Working with data is not so much difficult as it is tricky, in part because some data isn’t actually found in basic tables but in fact in joined structures or is made up of derived, calculated or converted values .
A second aspect is the fact that data is often grounded in legacy structures and in some cases these are all but impenetrable to many of the standard and third party tools in the market.
Working with legacy systems for example, is not something that is widely supported by more modern applications. A third aspect of working data is that in some instances, particularly in the realm of engineering, plant maintenance and even project systems; the identifiers that are used to uniquely identify records are not easily associated with the more friendly human readable record identifiers, those that some of applications allow users to use as aliases.
Then there is the constant challenge of the size of the data. Some data literally run to billions of rows and on traditional relational databases this means that doing any kind of sort select, filtered or conditional selection, is not only time consuming but resource intensive.
Many a seasoned database administrator will tell you of at least a couple of instances where poorly written programs or queries have gone off and ruined system performance for the regular users because of their poor design. Third party products have some capabilities that help to avoid some of this pain. NoSQL databases also help, but the latter often means you’ve duplicated or replicated the data to yet another system.
The ability to easily use transactional data for analysis and reporting is undoubtedly one of the greatest ongoing challenges for the business. With IT teams continuously shrinking or being outsourced, the business is increasingly turning to self-service tools to help them close the gaps left by inadequate standard reports and IT delivered reporting solutions.

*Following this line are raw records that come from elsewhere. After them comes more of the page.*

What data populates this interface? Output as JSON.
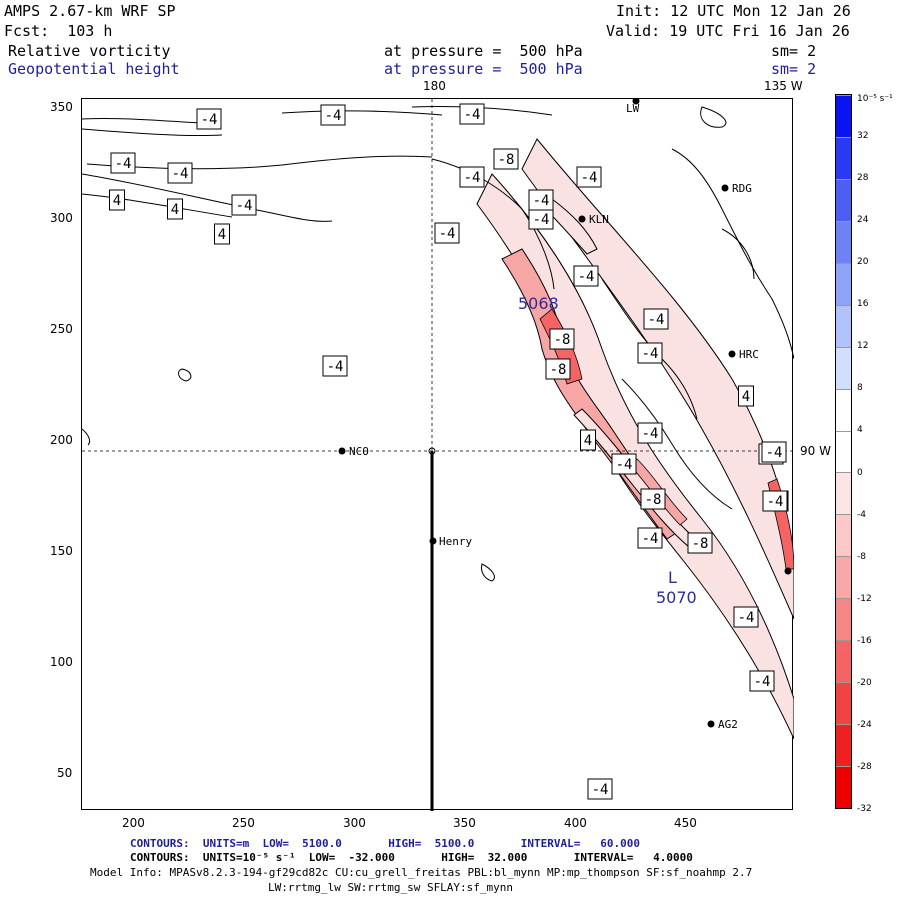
{
  "header": {
    "model": "AMPS 2.67-km WRF SP",
    "forecast": "Fcst:  103 h",
    "init": "Init: 12 UTC Mon 12 Jan 26",
    "valid": "Valid: 19 UTC Fri 16 Jan 26",
    "field1": "Relative vorticity",
    "field1_level": "at pressure =  500 hPa",
    "field1_smooth": "sm= 2",
    "field2": "Geopotential height",
    "field2_level": "at pressure =  500 hPa",
    "field2_smooth": "sm= 2"
  },
  "map": {
    "x_ticks": [
      "200",
      "250",
      "300",
      "350",
      "400",
      "450"
    ],
    "y_ticks": [
      "350",
      "300",
      "250",
      "200",
      "150",
      "100",
      "50"
    ],
    "meridian_labels": [
      "180",
      "135 W",
      "90 W"
    ],
    "stations": [
      "LW",
      "RDG",
      "KLN",
      "HRC",
      "NCO",
      "Henry",
      "AG2"
    ],
    "contour_labels": [
      "-4",
      "-4",
      "-4",
      "-4",
      "-4",
      "-8",
      "-4",
      "-4",
      "-4",
      "4",
      "4",
      "4",
      "-4",
      "-4",
      "-4",
      "-4",
      "-4",
      "-4",
      "4",
      "-8",
      "-8",
      "4",
      "-4",
      "-4",
      "-4",
      "-8",
      "-8",
      "-4",
      "-8",
      "-4",
      "-4",
      "-4",
      "-4",
      "-4",
      "-4"
    ],
    "height_labels": [
      "5068",
      "L",
      "5070"
    ]
  },
  "colorbar": {
    "unit": "10⁻⁵ s⁻¹",
    "labels": [
      "32",
      "28",
      "24",
      "20",
      "16",
      "12",
      "8",
      "4",
      "0",
      "-4",
      "-8",
      "-12",
      "-16",
      "-20",
      "-24",
      "-28",
      "-32"
    ],
    "colors": [
      "#0a14f0",
      "#2a3af2",
      "#4b5ff3",
      "#6c82f5",
      "#8ea4f7",
      "#b0c3fa",
      "#d2dffc",
      "#ffffff",
      "#ffffff",
      "#fde4e4",
      "#fbc8c8",
      "#f9a8a8",
      "#f78787",
      "#f46464",
      "#f24242",
      "#f02020",
      "#ee0000"
    ]
  },
  "footer": {
    "contours1": "CONTOURS:  UNITS=m  LOW=  5100.0       HIGH=  5100.0       INTERVAL=   60.000",
    "contours2": "CONTOURS:  UNITS=10⁻⁵ s⁻¹  LOW=  -32.000       HIGH=  32.000       INTERVAL=   4.0000",
    "model_info": "Model Info: MPASv8.2.3-194-gf29cd82c CU:cu_grell_freitas PBL:bl_mynn MP:mp_thompson SF:sf_noahmp 2.7",
    "model_info2": "LW:rrtmg_lw SW:rrtmg_sw SFLAY:sf_mynn"
  }
}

Waiting months for IT delivered reporting solutions
Companies that I have spoken to, have suggested that although they lean heavily on IT tools and teams for business critical reporting. The time it takes for new reporting structures to be formulated and delivered is far too protracted for business to be able to be agile in grabbing advantages or opportunistically pursuing a line of data inquiry to pivot business decision making.
In some instances, delivery of new reporting cubes and structures can take months or in some cases never get delivered because of constantly changing business and IT priorities. While embedded analytics and business user enabling tools hold increased promise for agile and accelerated reporting this still leaves a great many businesses with limited choices.
Ironically, one of the great fallback scenarios is reporting and analysis out of off-the-shelf products like Microsoft Excel. When the power of Excel is combined with direct access it is possible for small and large business units alike, to generate elegant and relative fresh data sets in digestible reports.
This output can be information or actionable, depending on the structure, design and purpose of the output and when this is further combined with the concept of ‘round trip’ data extraction, transformation and load a great many positive outcomes can be derived for the business in working with the transactional data.
A million rows isn’t enough?
Excel has its limitations of course, earlier versions were constrained to 64000 rows but more contemporary versions support up to a million rows per data sheet.
If you’re working with larger data sets perhaps Excel isn’t really the right staging environment but then there are other choices in the Microsoft stable.
Access for example, supports databases up to 2gb and SQLServer and an array of cloud options like Snowflake are popular data staging environment for DataMart style reporting. Most importantly, don’t assume that real-time data analysis with instantaneously refreshed data is the correct approach and best approach to use.
A great deal of data doesn’t change significantly in a window of a couple of hours and if it does, then perhaps even the analytics tools on offer should be better seen as replaced with business process monitoring tools. Static data analyzed in Excel that can be easily refreshed with on-demand queries will cover probably 80% –90% of the most common use cases and at a much more economical price point.
My message then, is don’t dismiss Excel outright, there is a lot of flexibility even with this routinely available package solution that will impress even the most experience Tableau or Qlikview report developer.